3. En l'absence de réponse du bâtonnier, elle a saisi un premier président de cour d'appel de la même demande.
Examen du moyen
Sur le moyen unique, pris en sa première branche
Enoncé du moyen
4. Mme [N] fait grief à l'ordonnance de la condamner à rembourser à Mme [T] la somme de 1 427,50 euros au titre des honoraires versés, alors « que le premier président de la cour d'appel est compétent en vertu de l'article 174 du décret n° 91-1197 du 27 novembre 1991 pour se prononcer sur les contestations relatives à la fixation et au recouvrement des honoraires des avocats ; que cette procédure n'a pas pour objet de déterminer le débiteur de l'obligation de restitution de partie des honoraires au client ; que le premier président a condamné Mme [N] à rembourser une partie des honoraires à Mme [T] en se fondant sur le fait qu'elle a pris la suite de Mme [C] concernant la procédure de divorce de Mme [T] ; qu'il s'est ainsi prononcé sur la qualité de débiteur de Mme [N] et a excédé ses pouvoirs, violant de ce fait l'article 174 du décret n° 91-1197 du 27 novembre 1991. »
Réponse de la Cour
Vu l'article 10 de la loi n° 71-1130 du 31 décembre 1971 et l'article 174 du décret n° 91-1197 du 27 novembre 1991 :
5. La procédure spéciale prévue par le second de ces textes ne s'applique qu'aux contestations relatives au montant et au recouvrement des honoraires d'avocat.
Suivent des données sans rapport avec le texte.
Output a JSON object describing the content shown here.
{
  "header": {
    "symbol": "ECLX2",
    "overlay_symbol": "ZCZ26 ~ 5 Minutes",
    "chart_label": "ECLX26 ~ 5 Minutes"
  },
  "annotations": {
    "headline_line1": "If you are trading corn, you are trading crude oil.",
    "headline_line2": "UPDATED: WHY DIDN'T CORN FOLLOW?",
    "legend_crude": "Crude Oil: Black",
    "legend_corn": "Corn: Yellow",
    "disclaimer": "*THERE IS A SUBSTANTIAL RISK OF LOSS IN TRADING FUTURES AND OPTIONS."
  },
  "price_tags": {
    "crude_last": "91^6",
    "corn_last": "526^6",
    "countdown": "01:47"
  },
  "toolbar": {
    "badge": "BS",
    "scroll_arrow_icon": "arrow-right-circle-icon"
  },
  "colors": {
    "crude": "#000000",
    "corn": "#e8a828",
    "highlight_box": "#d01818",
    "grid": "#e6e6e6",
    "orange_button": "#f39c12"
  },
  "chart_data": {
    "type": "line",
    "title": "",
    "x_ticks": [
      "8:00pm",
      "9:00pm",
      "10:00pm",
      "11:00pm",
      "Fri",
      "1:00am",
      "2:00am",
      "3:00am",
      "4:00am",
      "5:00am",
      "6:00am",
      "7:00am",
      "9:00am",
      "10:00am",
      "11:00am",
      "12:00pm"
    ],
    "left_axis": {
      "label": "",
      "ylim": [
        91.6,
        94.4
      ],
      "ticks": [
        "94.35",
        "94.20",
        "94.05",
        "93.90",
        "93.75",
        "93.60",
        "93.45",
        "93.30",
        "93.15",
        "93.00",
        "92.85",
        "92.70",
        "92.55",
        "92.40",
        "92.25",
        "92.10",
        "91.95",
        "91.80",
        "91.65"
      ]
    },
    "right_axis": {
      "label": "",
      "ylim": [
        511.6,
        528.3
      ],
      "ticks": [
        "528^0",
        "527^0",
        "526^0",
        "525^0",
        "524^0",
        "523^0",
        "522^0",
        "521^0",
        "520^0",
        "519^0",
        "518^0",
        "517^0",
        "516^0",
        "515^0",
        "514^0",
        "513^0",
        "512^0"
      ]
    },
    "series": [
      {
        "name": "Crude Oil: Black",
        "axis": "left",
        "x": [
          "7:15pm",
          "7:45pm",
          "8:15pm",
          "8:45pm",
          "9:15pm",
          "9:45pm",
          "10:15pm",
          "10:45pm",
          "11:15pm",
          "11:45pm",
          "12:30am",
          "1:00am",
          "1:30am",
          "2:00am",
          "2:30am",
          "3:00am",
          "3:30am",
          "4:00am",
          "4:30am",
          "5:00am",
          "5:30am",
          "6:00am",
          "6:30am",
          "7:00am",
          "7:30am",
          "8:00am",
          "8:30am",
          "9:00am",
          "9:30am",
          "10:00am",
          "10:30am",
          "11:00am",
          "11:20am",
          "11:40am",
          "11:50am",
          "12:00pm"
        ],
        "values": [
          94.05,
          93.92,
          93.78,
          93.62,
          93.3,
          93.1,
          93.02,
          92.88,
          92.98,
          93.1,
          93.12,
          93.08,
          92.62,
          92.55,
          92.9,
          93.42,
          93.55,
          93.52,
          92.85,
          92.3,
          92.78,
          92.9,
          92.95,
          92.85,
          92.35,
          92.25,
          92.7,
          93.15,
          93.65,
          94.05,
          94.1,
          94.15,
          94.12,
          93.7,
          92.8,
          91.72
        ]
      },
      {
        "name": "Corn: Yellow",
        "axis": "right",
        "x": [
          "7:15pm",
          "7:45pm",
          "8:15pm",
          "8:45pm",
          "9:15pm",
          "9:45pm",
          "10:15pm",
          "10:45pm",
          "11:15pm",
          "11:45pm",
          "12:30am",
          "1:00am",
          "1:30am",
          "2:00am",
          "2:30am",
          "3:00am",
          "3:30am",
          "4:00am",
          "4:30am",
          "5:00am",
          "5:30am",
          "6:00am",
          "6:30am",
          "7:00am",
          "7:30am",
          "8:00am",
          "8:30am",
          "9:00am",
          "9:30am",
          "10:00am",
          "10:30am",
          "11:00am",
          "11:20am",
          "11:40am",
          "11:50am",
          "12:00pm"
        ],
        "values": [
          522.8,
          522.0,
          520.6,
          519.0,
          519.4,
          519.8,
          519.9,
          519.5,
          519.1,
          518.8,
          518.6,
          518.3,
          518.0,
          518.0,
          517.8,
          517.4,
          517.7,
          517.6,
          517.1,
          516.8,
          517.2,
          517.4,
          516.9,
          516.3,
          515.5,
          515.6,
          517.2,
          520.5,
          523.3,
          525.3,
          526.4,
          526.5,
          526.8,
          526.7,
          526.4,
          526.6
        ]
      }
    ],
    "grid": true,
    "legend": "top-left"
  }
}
Il en résulte que le premier président n'a pas le pouvoir de statuer, même à titre incident, sur le débiteur de l'obligation de restitution.
6. Pour condamner Mme [N] à rembourser à Mme [T] la somme de 1 427,50 euros au titre des honoraires versés, l'ordonnance énonce qu'il n'est pas contesté que Mme [N] a repris la procédure de divorce de Mme [T] à la suite du départ à la retraite de Mme [C] à laquelle la cliente avait versé une provision de 1 627,50 euros.
7. En statuant ainsi, alors que Mme [N] contestait venir aux droits et obligations de Mme [C], le premier président, qui a excédé ses pouvoirs, a violé les textes susvisés.
PAR CES MOTIFS, et sans qu'il y ait lieu de statuer sur les autres griefs du pourvoi, la Cour :
CASSE ET ANNULE, sauf en ce qu'elle déclare recevable l'action de Mme [T], l'ordonnance rendue le 20 septembre 2023, entre les parties, par le premier président de la cour d'appel de Fort-de-France ;
Remet, sauf sur ce point, l'affaire et les parties dans l'état où elles se trouvaient avant cette ordonnance et les renvoie devant la juridiction du premier président de la cour d'appel de Fort-de-France autrement composée ;
Condamne Mme [T] aux dépens ;
En application de l'article 700 du code de procédure civile, rejette la demande ;
Dit que sur les diligences du procureur général près la Cour de cassation, le présent arrêt sera transmis pour être transcrit en marge ou à la suite de la ordonnance partiellement cassée ;
Ainsi fait et jugé par la Cour de cassation, deuxième chambre civile, et prononcé publiquement le dix-neuf juin deux mille vingt-cinq par mise à disposition de l'arrêt au greffe de la Cour, les parties ayant été préalablement avisées dans les conditions prévues au deuxième alinéa de l'article 450 du code de procédure civile, et signé par le président et Mme Isola, conseiller doyen, en remplacement du conseiller rapporteur empêché, et le greffier, conformément aux dispositions des articles 452, 456 et 1021 du code de procédure civile.